C'est dans le Web

Quand je serai une madame

Je vous avais parlé du conventum de mes vingt ans de graduation dans un billet précédent. La soirée mémorable a eu lieu samedi dernier dans le seul bar de notre époque encore ouvert.

Léger mal de tête en sourdine dimanche  matin au moment où j’écris ces lignes,  suite au 2 pour 1 sur le vin maison (soulignons maison).  Peu importe! Quel plaisir de retrouver les visages de notre adolescence, sans nos boutons d’acné. La phrase dite et entendue le plus souvent : « Wow! T’as pas changé! » Les mêmes regards, la même énergie. En effet, je me suis rendue compte que j’ai la même coupe de cheveux et la même couleur de rouge à lèvres qu’à l’époque,  avec un peu plus de maquillage autour.

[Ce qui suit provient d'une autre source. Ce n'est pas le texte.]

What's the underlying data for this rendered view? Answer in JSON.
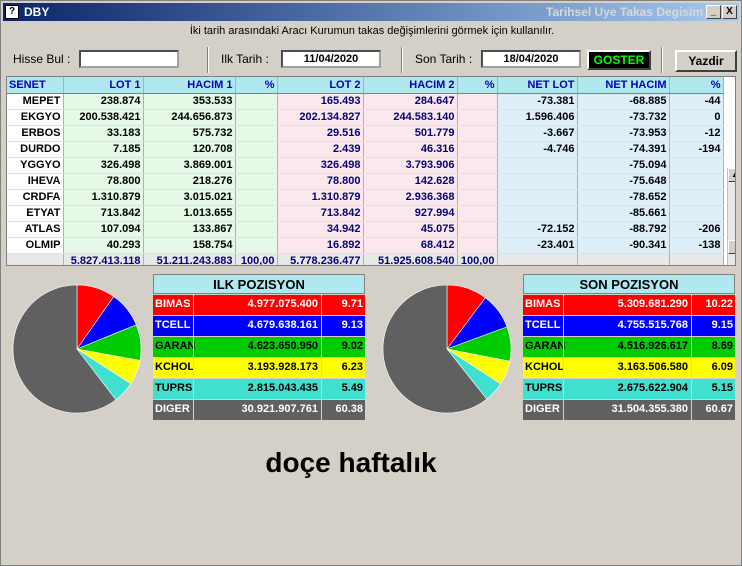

À 16 ans, j’imaginais que je serais une Madame « bien comme il le faut » avec des bas de nylon et une mise en plis. C’est peine perdue! Dès ma sortie de l’université, je suis tombée dans le Web où il fallait porter religieusement des jeans et chaussures de courses. Les mises en plis ne tiennent jamais bien longtemps dans mes cheveux qui sont presque aussi fous que moi. J’ai semé une quantité phénoménale de « bobby pins » dans le monde entier.  En fait, je n’ai jamais compris où disparaissent les « bobby pins.» Quelqu’un réussira à élucider ce mystère au XXIe siècle?

Non je ne me sens pas encore madame et je ne suis pas la seule, semble-t-il. Dans le fond, nous sommes des adolescents « matures », un peu étourdis par la vie qui file trop vite. Hier : « Tiens, j’ai des poils qui poussent » Aujourd’hui : tiens, un nouveau cheveux gris. » On se donne rendez-vous dans 20 ans pour voir si on est devenu des madames et des monsieurs?

À 16 ans, je pensais que vingt ans plus tard,  j’aurais un mari, deux enfants, un chien et un garage! J’étais d’ailleurs,  un peu terrifiée de passer ma soirée à répondre à la question : « Et toi? T’as des enfants? Un chum? » Même si on assume le fait d’avoir pris un peu de retard, on sent le besoin de se justifier.  « J’ai été tellement occupée, j’ai oublié d’avoir des enfants. Oups! » Avant la soirée, mes amies, gentilles organisatrices, m’envoyaient des statistiques pour me remonter le moral. 17% des gens n’ont pas d’enfants : tu n’es pas seule!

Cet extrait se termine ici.